Laser locking to the 199Hg clock transition with 5.4x10^(-15)/sqrt(tau) fractional frequency instability
J. J. McFerran, D. V. Magalhaes, C. Mandache, J. Millo, W. Zhang, Y., Le Coq, G. Santarelli, S. Bize

TL;DR
This paper demonstrates laser locking to the 199Hg clock transition using ultrastable lasers, achieving record fractional frequency stability suitable for precision timekeeping and frequency standards.
Contribution
It introduces a method to lock lasers to the 199Hg clock transition with unprecedented stability, utilizing ultrastable cavities and optical lattice trapping in the Lamb-Dicke regime.
Findings
Achieved fractional frequency stability of 5.4x10^(-15)/sqrt(tau) for tau<=400s.
Demonstrated a flicker noise limited fractional frequency instability of 4x10^(-16) per cavity.
Produced a spectral line with a width less than 15Hz at 265.6 nm.
Abstract
With Hg atoms confined in an optical lattice trap in the Lamb-Dicke regime, we obtain a spectral line at 265.6 nm in which the full-width at half-maximum is <15Hz.

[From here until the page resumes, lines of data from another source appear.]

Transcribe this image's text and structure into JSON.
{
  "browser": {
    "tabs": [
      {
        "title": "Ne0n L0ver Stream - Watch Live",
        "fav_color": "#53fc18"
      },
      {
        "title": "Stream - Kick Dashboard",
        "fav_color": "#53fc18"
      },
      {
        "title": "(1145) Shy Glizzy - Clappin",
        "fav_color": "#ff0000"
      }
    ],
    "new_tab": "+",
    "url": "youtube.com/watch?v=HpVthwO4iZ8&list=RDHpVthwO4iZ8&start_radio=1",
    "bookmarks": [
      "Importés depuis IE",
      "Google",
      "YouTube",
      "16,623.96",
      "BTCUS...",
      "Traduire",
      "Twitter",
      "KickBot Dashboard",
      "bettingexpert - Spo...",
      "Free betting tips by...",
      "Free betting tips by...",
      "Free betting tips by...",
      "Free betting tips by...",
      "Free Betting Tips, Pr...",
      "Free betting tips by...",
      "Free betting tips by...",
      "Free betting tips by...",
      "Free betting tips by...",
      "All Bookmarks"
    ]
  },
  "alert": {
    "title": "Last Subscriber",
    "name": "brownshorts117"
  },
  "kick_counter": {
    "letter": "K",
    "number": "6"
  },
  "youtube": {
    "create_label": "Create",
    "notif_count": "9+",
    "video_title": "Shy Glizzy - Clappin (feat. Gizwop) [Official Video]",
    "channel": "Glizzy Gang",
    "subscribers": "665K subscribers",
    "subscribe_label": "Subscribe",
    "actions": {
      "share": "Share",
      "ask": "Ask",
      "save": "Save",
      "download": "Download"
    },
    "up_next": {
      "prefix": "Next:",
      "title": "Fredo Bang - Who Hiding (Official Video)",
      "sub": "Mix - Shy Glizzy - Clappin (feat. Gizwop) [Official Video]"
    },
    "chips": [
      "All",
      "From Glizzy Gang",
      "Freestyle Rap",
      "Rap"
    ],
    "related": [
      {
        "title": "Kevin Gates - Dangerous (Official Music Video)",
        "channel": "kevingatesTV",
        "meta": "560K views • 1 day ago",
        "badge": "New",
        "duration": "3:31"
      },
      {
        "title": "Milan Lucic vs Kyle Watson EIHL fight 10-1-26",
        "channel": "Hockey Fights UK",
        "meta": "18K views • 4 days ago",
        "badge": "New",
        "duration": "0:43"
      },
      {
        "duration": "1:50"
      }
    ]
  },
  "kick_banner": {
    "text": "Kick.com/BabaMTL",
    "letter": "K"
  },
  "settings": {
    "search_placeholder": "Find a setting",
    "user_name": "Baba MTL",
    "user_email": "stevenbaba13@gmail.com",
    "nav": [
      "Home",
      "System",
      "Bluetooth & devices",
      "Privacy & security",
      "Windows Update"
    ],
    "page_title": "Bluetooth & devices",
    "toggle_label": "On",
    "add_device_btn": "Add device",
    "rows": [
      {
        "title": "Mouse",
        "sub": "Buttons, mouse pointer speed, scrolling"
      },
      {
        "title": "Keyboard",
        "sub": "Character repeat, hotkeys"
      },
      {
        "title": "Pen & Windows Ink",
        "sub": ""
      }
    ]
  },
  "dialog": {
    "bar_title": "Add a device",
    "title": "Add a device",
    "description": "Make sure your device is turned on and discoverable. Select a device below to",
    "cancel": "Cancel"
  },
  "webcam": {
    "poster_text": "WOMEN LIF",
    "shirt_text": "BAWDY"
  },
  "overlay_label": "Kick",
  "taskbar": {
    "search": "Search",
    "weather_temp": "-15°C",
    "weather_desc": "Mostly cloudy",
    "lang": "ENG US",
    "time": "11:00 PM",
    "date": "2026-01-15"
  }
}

Here we lock an ultrastable laser to this ultranarrow clock transition and achieve a fractional frequency stability of 5.4x10^(-15)/sqrt(tau) for tau<=400s. The highly stable laser light used for the atom probing is derived from a 1062.6 nm fiber laser locked to an ultrastable optical cavity that exhibits a mean drift rate of -6.0x10^(-17) s^(-1) (or -16.9 mHz.s^(-1) at 282 THz) over a five month period. A comparison between two such lasers locked to independent optical cavities shows a flicker noise limited fractional frequency instability of 4x10^(-16) per cavity.